さらに、民主党に3年あまり政権を奪われて派閥の結束力は弱くなった。町村信孝、安倍晋三のように一つの派閥から二人が総裁選に立候補したこともある。

確かに、398人の自民党所属国会議員中、無派閥は68人(衆議院に49、参議院に19人)いる。

しかし、派閥は無くならない。派閥の機能はある。

①、国政選挙での党の公認の獲得。

―昨年秋の総選挙での山梨県での岸田派と二階派の争い等6選挙区での公認争いは記憶に新しいところである。二階派の膨張作戦により、次期衆院選でも激しい公認争いが予想される。子供の喧嘩に親が出てくる構図である。無理が通れば道理が引っ込むこともある。

②、政府与党のポスト獲得。

安倍内閣も令和元年11月に、史上最長政権になった。政権が長くなると各派閥に配慮せざるを得なくなっている。

「なんでこんな者を国務大臣にするのか? 週刊紙の餌食になるだけでは」と言われものが入閣することがある。

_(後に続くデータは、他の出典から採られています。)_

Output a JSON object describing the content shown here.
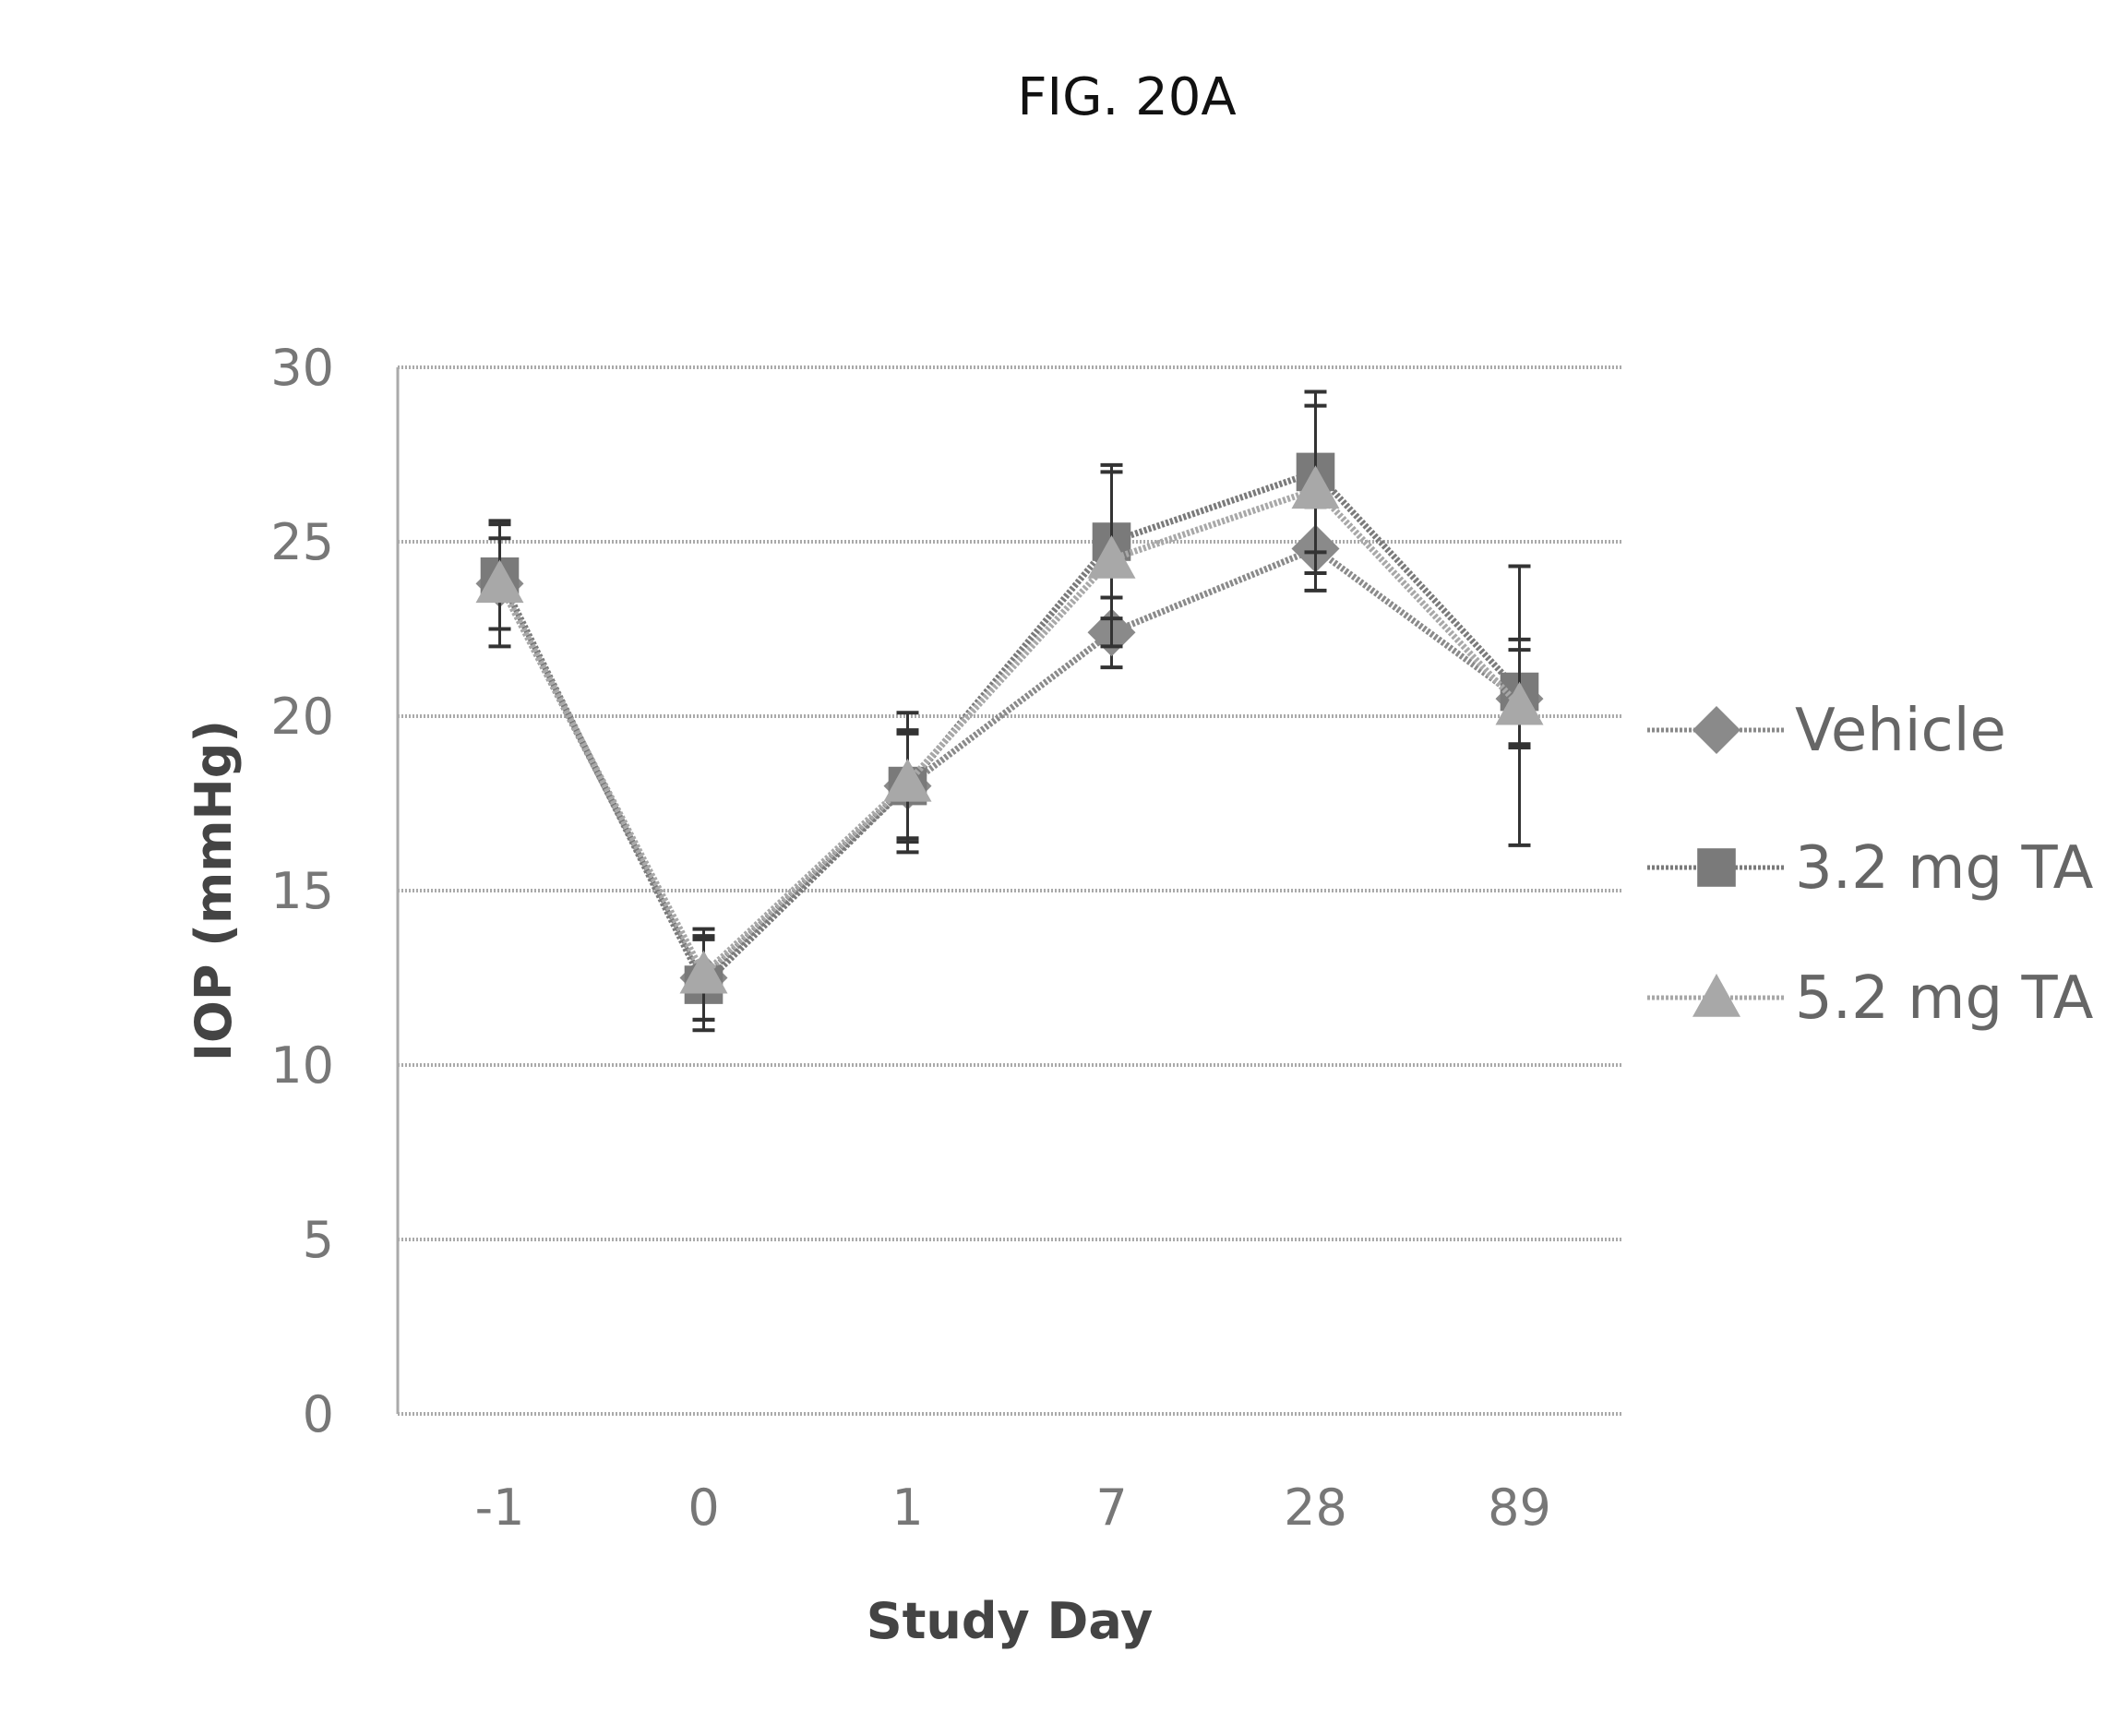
{
  "chart_data": {
    "type": "line",
    "title": "FIG. 20A",
    "xlabel": "Study Day",
    "ylabel": "IOP (mmHg)",
    "categories": [
      "-1",
      "0",
      "1",
      "7",
      "28",
      "89"
    ],
    "ylim": [
      0,
      30
    ],
    "yticks": [
      "0",
      "5",
      "10",
      "15",
      "20",
      "25",
      "30"
    ],
    "grid": true,
    "legend_position": "right",
    "series": [
      {
        "name": "Vehicle",
        "marker": "diamond",
        "color": "#8a8a8a",
        "values": [
          23.8,
          12.5,
          18.0,
          22.4,
          24.8,
          20.5
        ],
        "errors": [
          1.3,
          1.2,
          1.5,
          1.0,
          1.2,
          1.4
        ]
      },
      {
        "name": "3.2 mg TA",
        "marker": "square",
        "color": "#7a7a7a",
        "values": [
          24.0,
          12.3,
          18.0,
          25.0,
          27.0,
          20.7
        ],
        "errors": [
          1.5,
          1.3,
          1.6,
          2.2,
          2.3,
          1.5
        ]
      },
      {
        "name": "5.2 mg TA",
        "marker": "triangle",
        "color": "#a8a8a8",
        "values": [
          23.8,
          12.6,
          18.1,
          24.5,
          26.5,
          20.3
        ],
        "errors": [
          1.8,
          1.3,
          2.0,
          2.5,
          2.4,
          4.0
        ]
      }
    ]
  }
}
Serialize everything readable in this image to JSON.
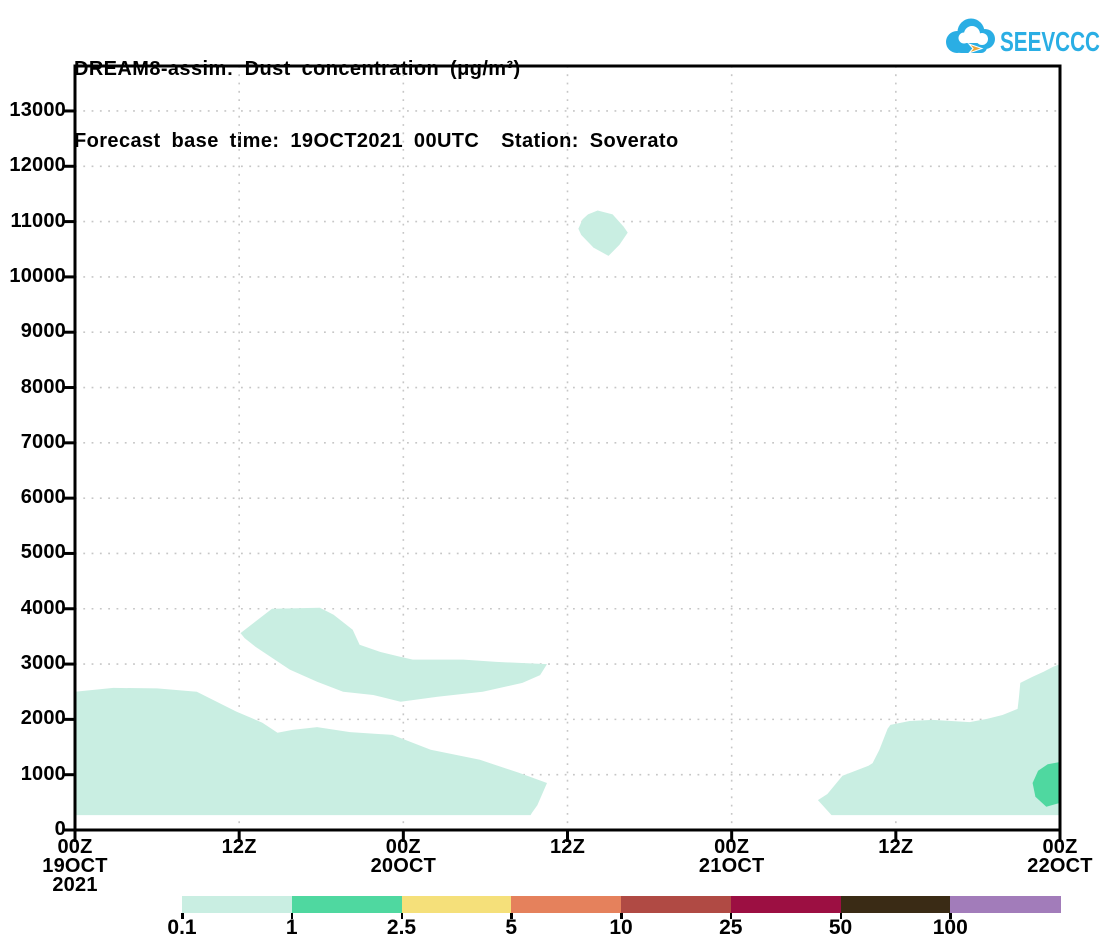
{
  "header": {
    "title": "DREAM8-assim: Dust concentration (μg/m³)",
    "subtitle": "Forecast base time: 19OCT2021 00UTC  Station: Soverato"
  },
  "logo": {
    "text": "SEEVCCC",
    "brand_color": "#2aaee4",
    "arrow_color": "#e9a63a"
  },
  "chart_data": {
    "type": "area",
    "subtype": "time-height-filled-contour",
    "title": "DREAM8-assim: Dust concentration (μg/m³)",
    "subtitle": "Forecast base time: 19OCT2021 00UTC  Station: Soverato",
    "model": "DREAM8-assim",
    "station": "Soverato",
    "base_time": "19OCT2021 00UTC",
    "units": "μg/m³",
    "grid": {
      "show": true,
      "style": "dotted",
      "color": "#c6c6c6"
    },
    "x_axis": {
      "unit": "forecast hours from 2021-10-19 00Z",
      "range_hours": [
        0,
        72
      ],
      "ticks": [
        {
          "hour": 0,
          "lines": [
            "00Z",
            "19OCT",
            "2021"
          ]
        },
        {
          "hour": 12,
          "lines": [
            "12Z"
          ]
        },
        {
          "hour": 24,
          "lines": [
            "00Z",
            "20OCT"
          ]
        },
        {
          "hour": 36,
          "lines": [
            "12Z"
          ]
        },
        {
          "hour": 48,
          "lines": [
            "00Z",
            "21OCT"
          ]
        },
        {
          "hour": 60,
          "lines": [
            "12Z"
          ]
        },
        {
          "hour": 72,
          "lines": [
            "00Z",
            "22OCT"
          ]
        }
      ]
    },
    "y_axis": {
      "unit": "m",
      "range": [
        0,
        13813
      ],
      "tick_min": 0,
      "tick_max": 13000,
      "tick_step": 1000
    },
    "legend": {
      "position": "bottom",
      "labels": [
        "0.1",
        "1",
        "2.5",
        "5",
        "10",
        "25",
        "50",
        "100"
      ],
      "colors": [
        "#c9eee2",
        "#4fd8a0",
        "#f5e07a",
        "#e5815c",
        "#b04a44",
        "#9c0f42",
        "#3a2b15",
        "#a27cba"
      ]
    },
    "regions": [
      {
        "name": "surface-layer-day1",
        "level": "0.1-1",
        "color_index": 0,
        "points": [
          [
            0,
            2500
          ],
          [
            2.8,
            2570
          ],
          [
            6,
            2560
          ],
          [
            8.9,
            2500
          ],
          [
            10.1,
            2350
          ],
          [
            11.8,
            2140
          ],
          [
            13.7,
            1940
          ],
          [
            14.8,
            1760
          ],
          [
            15.9,
            1810
          ],
          [
            17.7,
            1860
          ],
          [
            20.1,
            1770
          ],
          [
            23.2,
            1720
          ],
          [
            26,
            1450
          ],
          [
            29.6,
            1270
          ],
          [
            32.5,
            1030
          ],
          [
            34.5,
            850
          ],
          [
            33.8,
            450
          ],
          [
            33.4,
            310
          ],
          [
            33.3,
            270
          ],
          [
            0,
            270
          ]
        ]
      },
      {
        "name": "elevated-band-day1",
        "level": "0.1-1",
        "color_index": 0,
        "points": [
          [
            12.1,
            3560
          ],
          [
            14.4,
            4000
          ],
          [
            17.9,
            4020
          ],
          [
            18.9,
            3890
          ],
          [
            20.3,
            3620
          ],
          [
            20.8,
            3350
          ],
          [
            22.3,
            3220
          ],
          [
            23.8,
            3130
          ],
          [
            24.7,
            3080
          ],
          [
            28.4,
            3080
          ],
          [
            30.8,
            3040
          ],
          [
            34.5,
            3000
          ],
          [
            34,
            2800
          ],
          [
            32.7,
            2660
          ],
          [
            29.8,
            2500
          ],
          [
            26.5,
            2410
          ],
          [
            23.8,
            2320
          ],
          [
            21.8,
            2440
          ],
          [
            19.6,
            2500
          ],
          [
            17.7,
            2680
          ],
          [
            15.7,
            2900
          ],
          [
            14.3,
            3130
          ],
          [
            13.2,
            3310
          ],
          [
            12.4,
            3470
          ]
        ]
      },
      {
        "name": "upper-level-patch",
        "level": "0.1-1",
        "color_index": 0,
        "points": [
          [
            37.5,
            11130
          ],
          [
            38.2,
            11200
          ],
          [
            39.3,
            11130
          ],
          [
            40.1,
            10910
          ],
          [
            40.4,
            10800
          ],
          [
            39.8,
            10580
          ],
          [
            39,
            10380
          ],
          [
            37.9,
            10530
          ],
          [
            37,
            10760
          ],
          [
            36.8,
            10870
          ],
          [
            37.1,
            11040
          ]
        ]
      },
      {
        "name": "surface-layer-day3",
        "level": "0.1-1",
        "color_index": 0,
        "points": [
          [
            54.3,
            540
          ],
          [
            55,
            650
          ],
          [
            56.1,
            980
          ],
          [
            58,
            1160
          ],
          [
            58.3,
            1210
          ],
          [
            58.8,
            1450
          ],
          [
            59.4,
            1830
          ],
          [
            59.6,
            1900
          ],
          [
            61,
            1970
          ],
          [
            62.7,
            1990
          ],
          [
            65.4,
            1950
          ],
          [
            66.7,
            2010
          ],
          [
            67.8,
            2080
          ],
          [
            68.9,
            2190
          ],
          [
            69,
            2410
          ],
          [
            69.1,
            2660
          ],
          [
            70,
            2770
          ],
          [
            70.8,
            2860
          ],
          [
            71.5,
            2950
          ],
          [
            72,
            3000
          ],
          [
            72,
            270
          ],
          [
            55.3,
            270
          ]
        ]
      },
      {
        "name": "surface-core-day3",
        "level": "1-2.5",
        "color_index": 1,
        "points": [
          [
            70,
            850
          ],
          [
            70.4,
            1070
          ],
          [
            71.1,
            1190
          ],
          [
            72,
            1230
          ],
          [
            72,
            490
          ],
          [
            71,
            420
          ],
          [
            70.2,
            600
          ]
        ]
      }
    ]
  },
  "layout_note": ""
}
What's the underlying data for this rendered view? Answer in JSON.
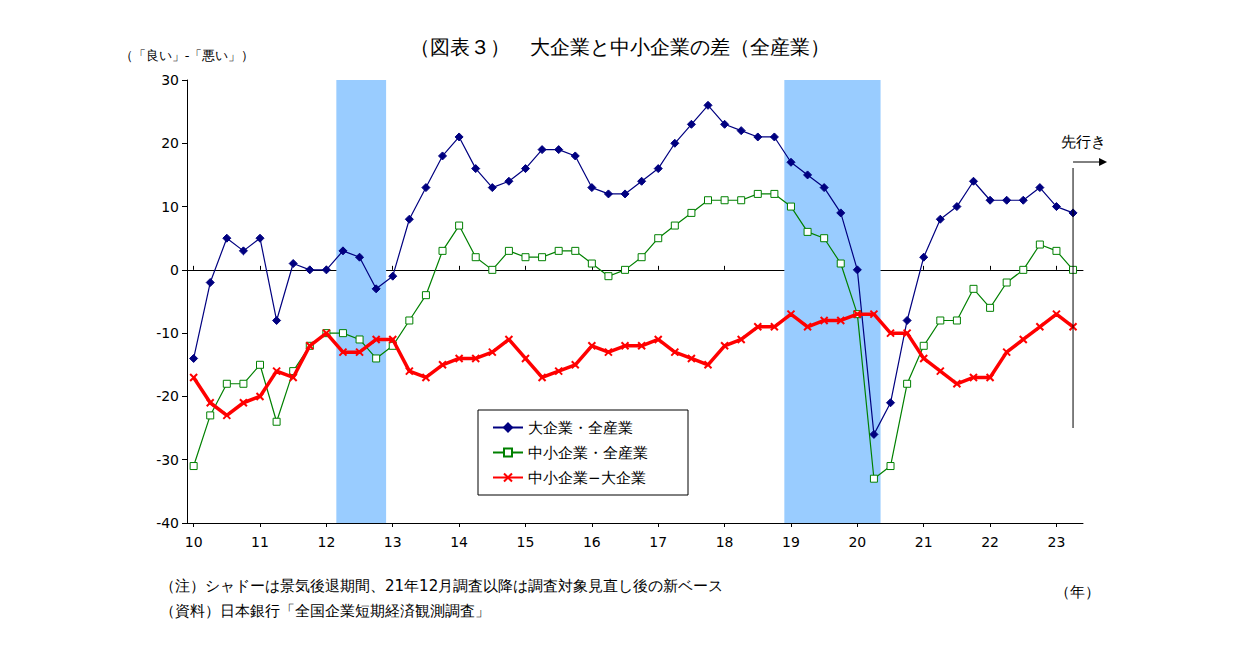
{
  "chart_data": {
    "type": "line",
    "title": "（図表３）　大企業と中小企業の差（全産業）",
    "y_label": "（「良い」-「悪い」）",
    "x_label": "（年）",
    "notes": [
      "（注）シャドーは景気後退期間、21年12月調査以降は調査対象見直し後の新ベース",
      "（資料）日本銀行「全国企業短期経済観測調査」"
    ],
    "forecast_label": "先行き",
    "forecast_x": 2023.25,
    "shaded_periods": [
      [
        2012.15,
        2012.9
      ],
      [
        2018.9,
        2020.35
      ]
    ],
    "x": [
      2010,
      2010.25,
      2010.5,
      2010.75,
      2011,
      2011.25,
      2011.5,
      2011.75,
      2012,
      2012.25,
      2012.5,
      2012.75,
      2013,
      2013.25,
      2013.5,
      2013.75,
      2014,
      2014.25,
      2014.5,
      2014.75,
      2015,
      2015.25,
      2015.5,
      2015.75,
      2016,
      2016.25,
      2016.5,
      2016.75,
      2017,
      2017.25,
      2017.5,
      2017.75,
      2018,
      2018.25,
      2018.5,
      2018.75,
      2019,
      2019.25,
      2019.5,
      2019.75,
      2020,
      2020.25,
      2020.5,
      2020.75,
      2021,
      2021.25,
      2021.5,
      2021.75,
      2022,
      2022.25,
      2022.5,
      2022.75,
      2023,
      2023.25
    ],
    "series": [
      {
        "name": "大企業・全産業",
        "color": "#000080",
        "marker": "diamond",
        "line_style": "solid",
        "values": [
          -14,
          -2,
          5,
          3,
          5,
          -8,
          1,
          0,
          0,
          3,
          2,
          -3,
          -1,
          8,
          13,
          18,
          21,
          16,
          13,
          14,
          16,
          19,
          19,
          18,
          13,
          12,
          12,
          14,
          16,
          20,
          23,
          26,
          23,
          22,
          21,
          21,
          17,
          15,
          13,
          9,
          0,
          -26,
          -21,
          -8,
          2,
          8,
          10,
          14,
          11,
          11,
          11,
          13,
          10,
          9
        ]
      },
      {
        "name": "中小企業・全産業",
        "color": "#008000",
        "marker": "open_square",
        "line_style": "solid",
        "values": [
          -31,
          -23,
          -18,
          -18,
          -15,
          -24,
          -16,
          -12,
          -10,
          -10,
          -11,
          -14,
          -12,
          -8,
          -4,
          3,
          7,
          2,
          0,
          3,
          2,
          2,
          3,
          3,
          1,
          -1,
          0,
          2,
          5,
          7,
          9,
          11,
          11,
          11,
          12,
          12,
          10,
          6,
          5,
          1,
          -7,
          -33,
          -31,
          -18,
          -12,
          -8,
          -8,
          -3,
          -6,
          -2,
          0,
          4,
          3,
          0
        ]
      },
      {
        "name": "中小企業−大企業",
        "color": "#ff0000",
        "marker": "x",
        "line_style": "solid",
        "values": [
          -17,
          -21,
          -23,
          -21,
          -20,
          -16,
          -17,
          -12,
          -10,
          -13,
          -13,
          -11,
          -11,
          -16,
          -17,
          -15,
          -14,
          -14,
          -13,
          -11,
          -14,
          -17,
          -16,
          -15,
          -12,
          -13,
          -12,
          -12,
          -11,
          -13,
          -14,
          -15,
          -12,
          -11,
          -9,
          -9,
          -7,
          -9,
          -8,
          -8,
          -7,
          -7,
          -10,
          -10,
          -14,
          -16,
          -18,
          -17,
          -17,
          -13,
          -11,
          -9,
          -7,
          -9
        ]
      }
    ],
    "xlim": [
      2009.9,
      2023.4
    ],
    "xticks": [
      {
        "value": 2010,
        "label": "10"
      },
      {
        "value": 2011,
        "label": "11"
      },
      {
        "value": 2012,
        "label": "12"
      },
      {
        "value": 2013,
        "label": "13"
      },
      {
        "value": 2014,
        "label": "14"
      },
      {
        "value": 2015,
        "label": "15"
      },
      {
        "value": 2016,
        "label": "16"
      },
      {
        "value": 2017,
        "label": "17"
      },
      {
        "value": 2018,
        "label": "18"
      },
      {
        "value": 2019,
        "label": "19"
      },
      {
        "value": 2020,
        "label": "20"
      },
      {
        "value": 2021,
        "label": "21"
      },
      {
        "value": 2022,
        "label": "22"
      },
      {
        "value": 2023,
        "label": "23"
      }
    ],
    "ylim": [
      -40,
      30
    ],
    "yticks": [
      -40,
      -30,
      -20,
      -10,
      0,
      10,
      20,
      30
    ],
    "grid": false,
    "legend": "lower center"
  }
}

不適在不適所の大臣も誕生する。親分の腕力による総理に対する無理強いである。また、領袖が政治資金パーティで「組閣では○○先生はうちの推薦候補の筆頭です」と断言したのに、空手形に終わり落選となると領袖も責任を問われ、領袖交替となる。

③、陳情処理。

選挙区への新幹線の整備などに貢献すれば金と票を得ることになる。派閥に入れば領袖や有力幹部の支援で陳情を解決できる。

④、若手代議士の教育機関。

魔の二回生(今は魔の三回生)という言葉に象徴される若手にさまざまなスキャンダルが噴出した

時に、元高検の検事長が「派閥が衰退したからだ。派閥は若手代議士の教育機関だよ」と言っていた。政治と金に鋭いメスを入れてきた検察OBの発言に驚いたものだ。

⑤、情報交換の場。

派閥に入っていないと永田町の情報に暗くなる。

⑥、国取り。

総裁選こそ、派閥の存在感を示す好機である。だから、派閥拡大に狂奔する。

二階派は、訳あり派閥等と揶揄されながらも派閥拡大に余念がない。人事でもかなり無理を通している。「無理が通れば道理が引っ込む」か。派閥らしい派閥とも言える。

政界でも覇権を目指してM&Aが盛んである。

保守傍流の三木武夫派の流れを組む者(山東派)と、保守本流の吉田茂の孫が率いる麻生派が合流した。数は力だからだ。山東氏は参議院議長になれた。

派閥の創立者たちは絶句しているのではないか。